While a long-standing supporter of F.W. Taylor, Person objected to Taylor's antagonistic approach to workers and labor unions.

==="Sales engineering" advocacy===

In 1922, Person, elaborating on Taylor's own observations on the topic, began lecturing business audiences about the desirability of extending Taylor's managerial principles into what Person called "sales engineering," or what would later come to be called marketing.
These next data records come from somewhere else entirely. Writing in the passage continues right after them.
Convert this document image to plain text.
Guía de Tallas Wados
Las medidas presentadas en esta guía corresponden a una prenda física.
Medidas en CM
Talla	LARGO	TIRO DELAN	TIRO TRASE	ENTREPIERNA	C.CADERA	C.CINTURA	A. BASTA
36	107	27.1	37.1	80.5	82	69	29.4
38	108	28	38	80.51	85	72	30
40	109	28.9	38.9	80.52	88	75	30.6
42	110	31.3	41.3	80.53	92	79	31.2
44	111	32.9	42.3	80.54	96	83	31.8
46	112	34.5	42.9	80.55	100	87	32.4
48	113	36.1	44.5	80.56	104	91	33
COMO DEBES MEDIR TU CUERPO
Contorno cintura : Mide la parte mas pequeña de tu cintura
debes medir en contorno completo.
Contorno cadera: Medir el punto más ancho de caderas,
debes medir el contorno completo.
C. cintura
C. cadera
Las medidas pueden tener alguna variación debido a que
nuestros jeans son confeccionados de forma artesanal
In such talks, Person predicted that the normal conditions of the big business economy would spur corporations to pursue such a move, by granting competitive advantage to firms that stayed ahead of competitors in developing "sales engineering" techniques.

==Publications==
- Person, Harlow S. Industrial education; a system of training for men entering upon trade and commerce, Boston and New York, Houghton, Mifflin and company, 1907.
- Harlow S. Person (ed.), Scientific Management in American Industry, Harper & Brothers, 1929.
- Harlow Stafford Person (1942). "Mexican Oil: Symbol of Recent Trends in International Relations"

- Selected articles
- Harlow S. Person, "What is the Taylor Society?," in: Bulletin of the Taylor Society, December 1922.
- Person, H. S. (1913). "The Amos Tuck School of Dartmouth College"
- "Harlow S. Person"
- Harlow S. Person, "Shaping Your Management to Meet Developing Industrial Conditions," in: Bulletin of the Taylor Society, December 1922.